Monday, August 10, 2009

Blue Solace

This winter we've done our very best to avoid getting sick: flu vaccinations, furious handwashing, eating well, and getting plenty of sleep (as much as a new baby will allow).  

But this wasn't enough.  So, in the same week, everyone had a fever: flu, tonsillitis, and one mysterious baby-temperature. Luckily, except me. 

Instead, I was kept busy doing all the regular household, kid-wrangling, run-of-the-mill stuff that my husband and I usually divide 50/50.  (I know some mums do this full-time, full-on day in day out, and I don't know how they keep it up!)  I was exhausted, worried, harried.

Yet, when everyone was comfortably snoring, I found solace in this blue-glazed, hand-potted bowl.  

This surely must sound odd.  What on earth could be consoling about a bit of mud and glaze?  

To start with, there's its simple beauty.  While the sun may have been busy shining outside, I didn't have much time to appreciate it.  In a week devoted to necessities, it was easy to overlook beauty, to see it as superfluous. 

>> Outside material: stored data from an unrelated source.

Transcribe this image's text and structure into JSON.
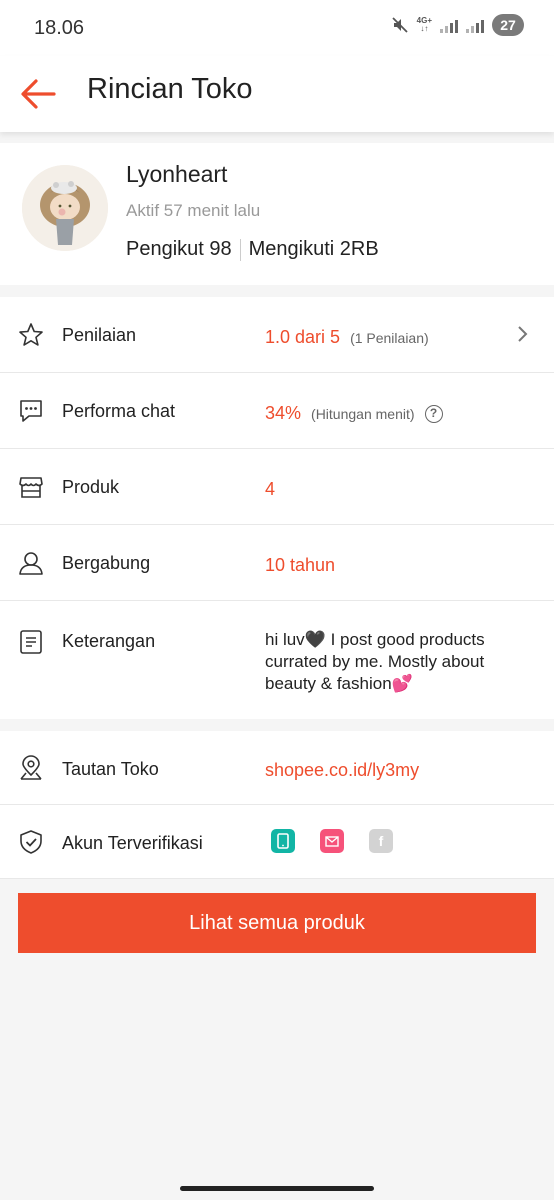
{
  "status_bar": {
    "time": "18.06",
    "network": "4G+",
    "battery": "27"
  },
  "header": {
    "title": "Rincian Toko"
  },
  "profile": {
    "name": "Lyonheart",
    "active": "Aktif 57 menit lalu",
    "followers": "Pengikut 98",
    "following": "Mengikuti 2RB"
  },
  "rows": {
    "rating": {
      "label": "Penilaian",
      "value": "1.0 dari 5",
      "sub": "(1 Penilaian)"
    },
    "chat": {
      "label": "Performa chat",
      "value": "34%",
      "sub": "(Hitungan menit)",
      "help": "?"
    },
    "products": {
      "label": "Produk",
      "value": "4"
    },
    "joined": {
      "label": "Bergabung",
      "value": "10 tahun"
    },
    "description": {
      "label": "Keterangan",
      "value": "hi luv🖤 I post good products currated by me. Mostly about beauty & fashion💕"
    },
    "link": {
      "label": "Tautan Toko",
      "value": "shopee.co.id/ly3my"
    },
    "verified": {
      "label": "Akun Terverifikasi",
      "facebook_letter": "f"
    }
  },
  "cta": {
    "label": "Lihat semua produk"
  },
  "colors": {
    "accent": "#ee4d2d",
    "phone_badge": "#12b5a5",
    "email_badge": "#f6527a",
    "facebook_badge": "#d3d3d3"
  },
  "icons": [
    "back-arrow-icon",
    "mute-icon",
    "signal-icon",
    "battery-icon",
    "star-icon",
    "chat-icon",
    "store-icon",
    "person-icon",
    "document-icon",
    "location-pin-icon",
    "shield-check-icon",
    "phone-badge-icon",
    "email-badge-icon",
    "facebook-badge-icon",
    "chevron-right-icon",
    "question-icon"
  ]
}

Yet, it was precisely the everyday beauty of this bowl - its arabesque lines and limpid glaze -  that I needed.   It was this beauty without obligation that lifted my spirits out of the daily grind.  

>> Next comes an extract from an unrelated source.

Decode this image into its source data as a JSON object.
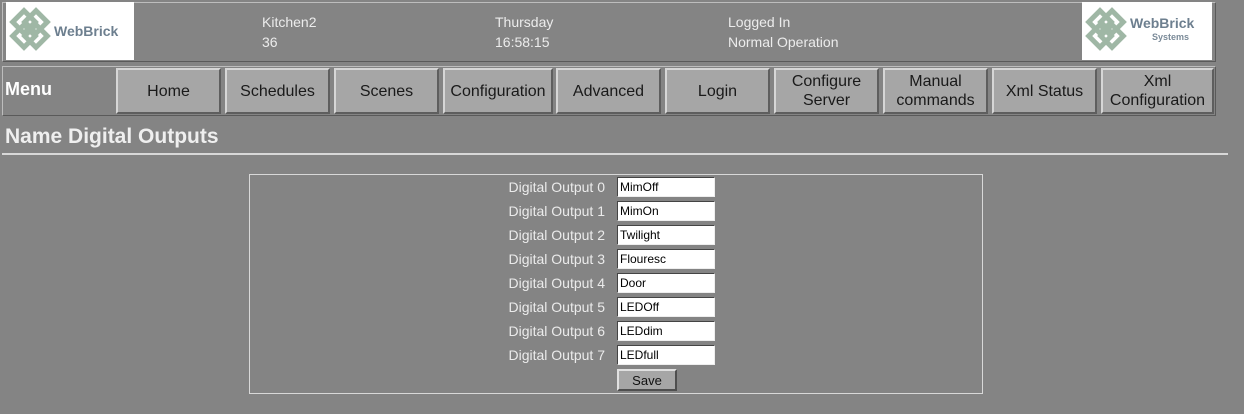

Even if I was just having cereal for dinner (which was more often than not), it transformed eating from simple nutrition to an experience - the tactile, smooth curves of this bowl making it the perfect partnership of weight and form.  It revived senses with its combination of pleasure and surprise - a match rarely found in uniform, mass-produced products.  It rests in your hands so comfortably.  At first, you barely notice it, but over time, you realise how it's giving you something more.

What's more, while the potter might have made a 100 or a 1000 in this style, I know this pot's distinctive - like it has its own personality.  How do I know this?  Well, once there were two, and I swear I could tell the difference: a little bit more glaze here, a slightly heavier base there.

Then there's the glaze, which this photo doesn't quite do justice to, which calms the eye.  It's limpid blue-flecked sheen is more like gazing into the sea than at a block of solid colour.  It was this blue that first drew me to the pots.  The blueness reminded me of the John Campbell vases of my childhood home, with their glazes so rich and thick that could get lost in.

For these reasons, this blue bowl is not just another functional object, or faddish consumer product.  Even when I was dog-tired, its physical presence was able to comfort me, to wake up those senses dulled by everyday work and worry.  It reminded me that, even in difficult times, comfort can often be found close at hand.




Monday, July 13, 2009

The Ethics of Things - ABC Unleashed

I've an opinion piece up online today on ABC's Unleashed, 'Charity begins at the cash register'.

And behind my op-shop ideals is a story.

When I was little, my parents had an auction room.  It wasn't anything fancy - not a Sotheby's or Joel's.  It was a big, dusty corrugated iron shed, in a suburban market where every Monday something wonderful happened.  

My dad, as the auctioneer, was a like conjurer, the slight English strains in his accent, keeping the show running.  People would bid frantically - possessed by the urge to possess, you might say.  Some went there looking for a bargain. Others were searching for treasure amongst the boxes of sundries.  

It was there that I learnt about the thrill of discovery.  About finding a Barbie townhouse in box of junk.  About people who'd pay any price because they'd fallen in love with an object.  I also formed an ethics of buying and selling: about making a fair profit, about not seeking a bargain at any cost, about going home empty-handed.  

I still love the thrill of discovering some old object hidden amongst the clutter of an op shop, but I'm often disappointed in my fellow treasure-hunters.  In my piece on Unleashed, I'm arguing that often finding something rare and beautiful is reward enough in itself - we needn't wreck it with greed.